Since Nick Kamen's unforgettable strip in the 1985 'Launderette' ad, accompanied by Marvin Gaye's I Heard It Through the Grapevine, activity for Levi 501s has been synonymous with music.
But in the first TV ads for the brand since 1998, its creative agency, Bartle Bogle Hegarty, decided to reflect the jeans' originality by using dialogue for the first time.
'Hot Dog' is one of three executions for the range and appears in this week's Adwatch table at number 17, with a recall of 38%.
It features a man walking up to a fast-food stand and asking the girl behind the counter for a hot dog.
She passes him one, but instead of reaching for ketchup or mustard, he grabs a bottle of chocolate sauce.

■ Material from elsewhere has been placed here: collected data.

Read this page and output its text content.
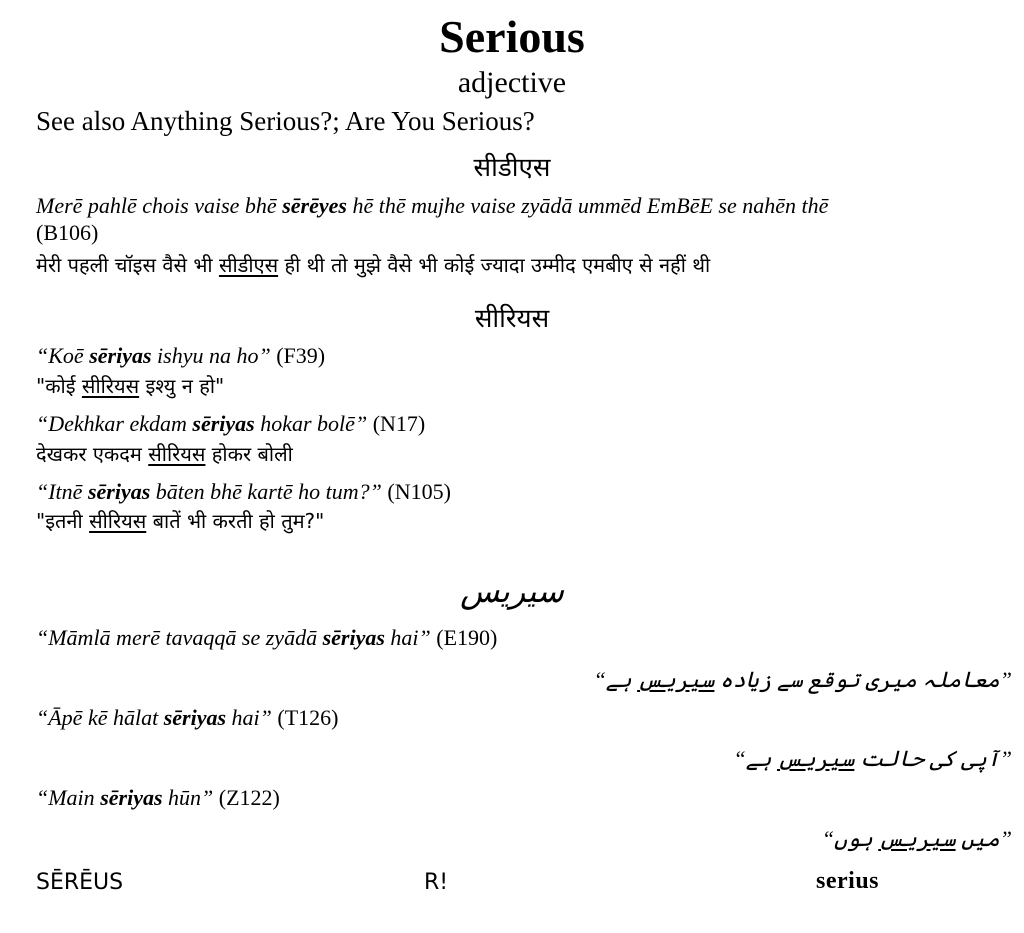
Serious
adjective
See also Anything Serious?; Are You Serious?
सीडीएस
Merē pahlē chois vaise bhē sērēyes hē thē mujhe vaise zyādā ummēd EmBēE se nahēn thē
(B106)
मेरी पहली चॉइस वैसे भी सीडीएस ही थी तो मुझे वैसे भी कोई ज्यादा उम्मीद एमबीए से नहीं थी
सीरियस
“Koē sēriyas ishyu na ho” (F39)
"कोई सीरियस इश्यु न हो"
“Dekhkar ekdam sēriyas hokar bolē” (N17)
देखकर एकदम सीरियस होकर बोली
“Itnē sēriyas bāten bhē kartē ho tum?” (N105)
"इतनी सीरियस बातें भी करती हो तुम?"
سیریس
“Māmlā merē tavaqqā se zyādā sēriyas hai” (E190)
”معاملہ میری توقع سے زیادہ سیریس ہے“
“Āpē kē hālat sēriyas hai” (T126)
”آپی کی حالت سیریس ہے“
“Main sēriyas hūn” (Z122)
”میں سیریس ہوں“
SĒRĒUS	R!	serius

"People say that chocolate sauce doesn't go good with hot dogs," he says - to which she replies that's because "it doesn't fit". But he counters by asking: "Why does everything have to fit? Look at my skinny ass in these jeans right here. They don't fit, but they look good."
The man then takes a bite of the hot dog - and promptly spits it out.
The ad closes with the tagline 'Levi's 501 jeans with anti-fit'.
"The ad flags up the fact that the jeans have been remodelled and modernised," says BBH business director Rob Farmer. "We wanted to communicate in a different way from the old ad formula. It still needed to feel like a 501 ad, but be a slice of life with real people talking about the jeans."
The other two ads in the campaign - 'Doorman' and 'Hispanic'- also adopt a personal approach through discourse. The three 30-second TV executions are accompanied by five ten-second spots, that feature fresh creative rather than being cut-downs.
The work is part of wider activity that includes an updated Levi's web site with a dedicated 501 area, an outdoor campaign bought by Poster Publicity, print ads in lifestyle magazines and radio work. Media was by Starcom Motive.